Sea to Sky Avalanche Forecast
Feb 19th, 2012 9:22AM
Fair - Intensity of incoming weather is uncertain
Monday: Trace amounts of snow / light northwest winds / freezing level @ 1100m Tuesday: Light snowfall during the day increasing to heavy snowfall in the evening / strong to extreme westerly winds / freezing level @ 1100m Wednesday: Light snowfall / strong westerly winds / freezing level@ 800m
Widespread natural, human triggered, and explosive triggered avalanche activity was observed in the Whistler area on Saturday. The avalanches were up to size 2.5 and occurred in response to Friday night's storm. A size 2 skier-triggered slab avalanche occurred on a steep, lee alpine feature in the Spearhead Range on Sunday. My feeling is that isolated human-triggered avalanches up to size 2 will be possible at all elevation bands on Monday.

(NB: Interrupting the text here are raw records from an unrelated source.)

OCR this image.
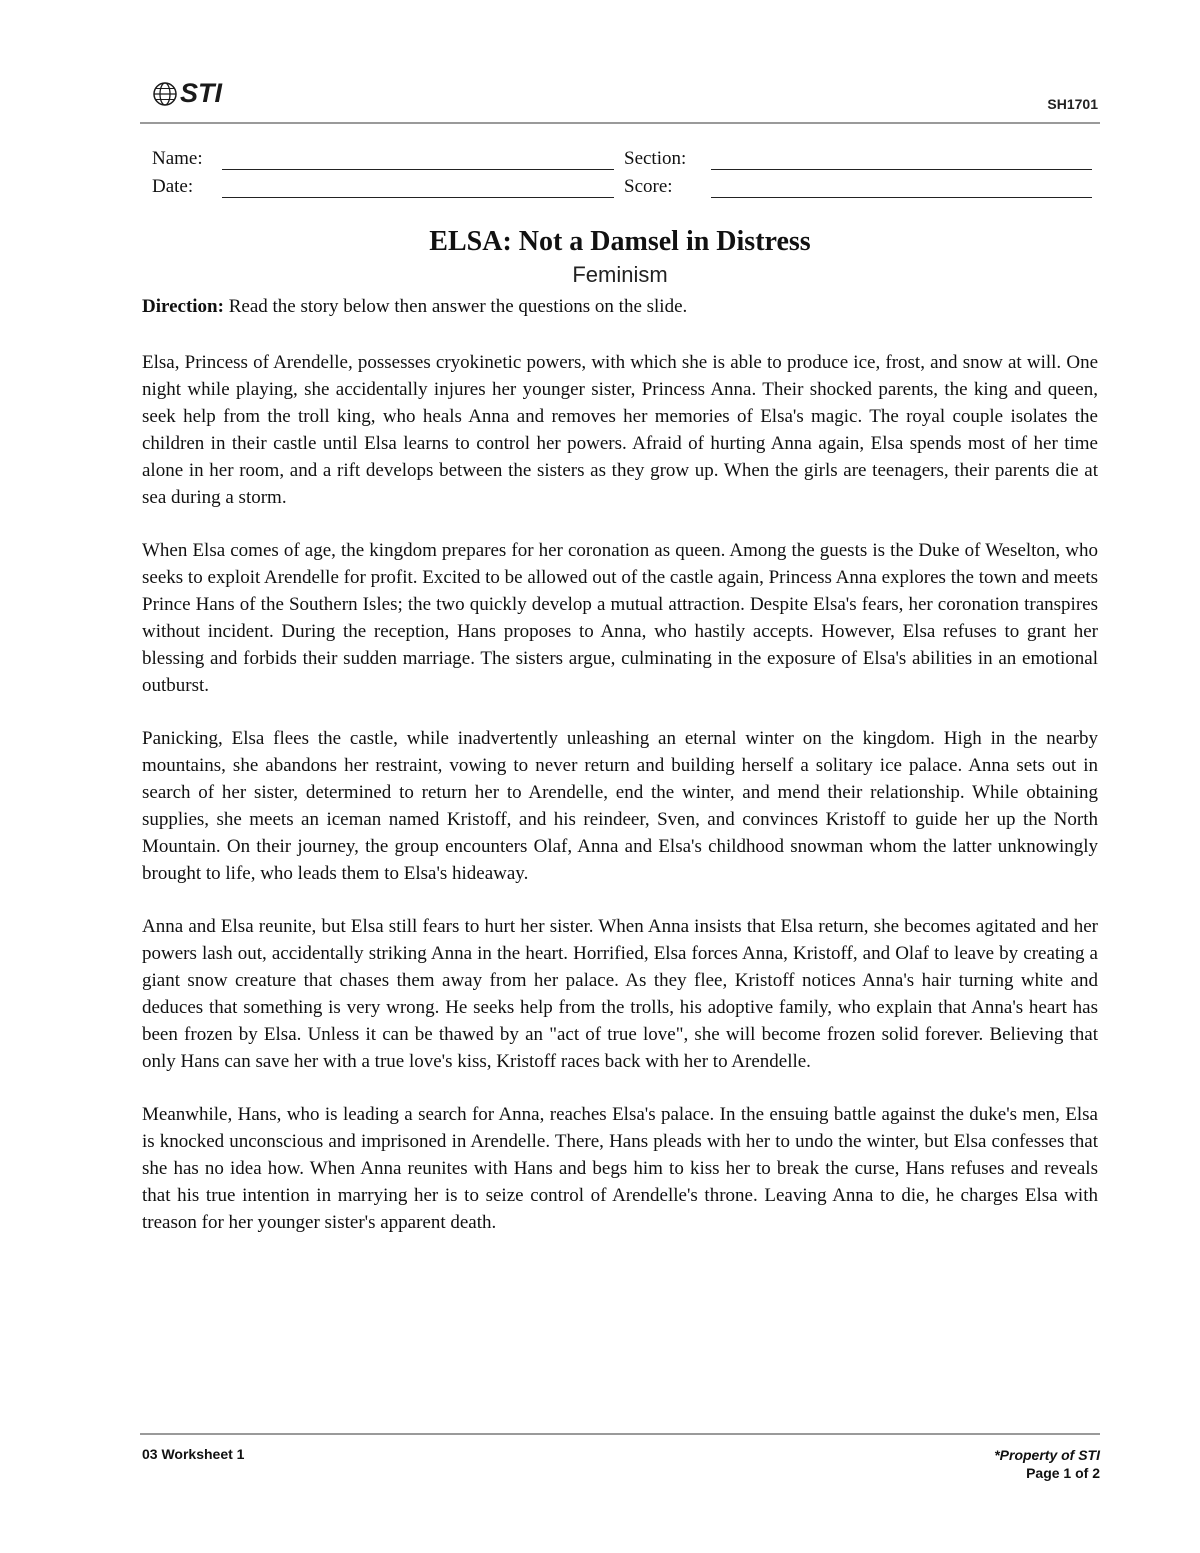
STI	SH1701
Name:	Section:
Date:	Score:
ELSA: Not a Damsel in Distress
Feminism
Direction: Read the story below then answer the questions on the slide.

Elsa, Princess of Arendelle, possesses cryokinetic powers, with which she is able to produce ice, frost, and snow at will. One night while playing, she accidentally injures her younger sister, Princess Anna. Their shocked parents, the king and queen, seek help from the troll king, who heals Anna and removes her memories of Elsa's magic. The royal couple isolates the children in their castle until Elsa learns to control her powers. Afraid of hurting Anna again, Elsa spends most of her time alone in her room, and a rift develops between the sisters as they grow up. When the girls are teenagers, their parents die at sea during a storm.

When Elsa comes of age, the kingdom prepares for her coronation as queen. Among the guests is the Duke of Weselton, who seeks to exploit Arendelle for profit. Excited to be allowed out of the castle again, Princess Anna explores the town and meets Prince Hans of the Southern Isles; the two quickly develop a mutual attraction. Despite Elsa's fears, her coronation transpires without incident. During the reception, Hans proposes to Anna, who hastily accepts. However, Elsa refuses to grant her blessing and forbids their sudden marriage. The sisters argue, culminating in the exposure of Elsa's abilities in an emotional outburst.

Panicking, Elsa flees the castle, while inadvertently unleashing an eternal winter on the kingdom. High in the nearby mountains, she abandons her restraint, vowing to never return and building herself a solitary ice palace. Anna sets out in search of her sister, determined to return her to Arendelle, end the winter, and mend their relationship. While obtaining supplies, she meets an iceman named Kristoff, and his reindeer, Sven, and convinces Kristoff to guide her up the North Mountain. On their journey, the group encounters Olaf, Anna and Elsa's childhood snowman whom the latter unknowingly brought to life, who leads them to Elsa's hideaway.

Anna and Elsa reunite, but Elsa still fears to hurt her sister. When Anna insists that Elsa return, she becomes agitated and her powers lash out, accidentally striking Anna in the heart. Horrified, Elsa forces Anna, Kristoff, and Olaf to leave by creating a giant snow creature that chases them away from her palace. As they flee, Kristoff notices Anna's hair turning white and deduces that something is very wrong. He seeks help from the trolls, his adoptive family, who explain that Anna's heart has been frozen by Elsa. Unless it can be thawed by an "act of true love", she will become frozen solid forever. Believing that only Hans can save her with a true love's kiss, Kristoff races back with her to Arendelle.

Meanwhile, Hans, who is leading a search for Anna, reaches Elsa's palace. In the ensuing battle against the duke's men, Elsa is knocked unconscious and imprisoned in Arendelle. There, Hans pleads with her to undo the winter, but Elsa confesses that she has no idea how. When Anna reunites with Hans and begs him to kiss her to break the curse, Hans refuses and reveals that his true intention in marrying her is to seize control of Arendelle's throne. Leaving Anna to die, he charges Elsa with treason for her younger sister's apparent death.

03 Worksheet 1	*Property of STI
Page 1 of 2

Heavy snowfall and strong winds on Friday night created new wind and storm slabs and continued to cover an assortment of old snow surfaces that were first buried a little over a week ago. These old surfaces are now about 45cm down and include crusts that exist on all aspects at lower elevations and on steep solar aspects higher up. Facets and spotty surface hoar may also exist in combination with crusts, so there may be continued slab reactivity at lower elevations. The mid and lower snowpack are strong and well settled. The average treeline snowpack depth is about 240cm.
Strong winds and heavy snowfall on Friday night have created wind slabs at treeline and in the alpine.
Aspects:North, North East, East, South East, South.
Watch for storm slab activity on steep, unsupported terrain. They may be particularly reactive where they exist in combination with buried crusts.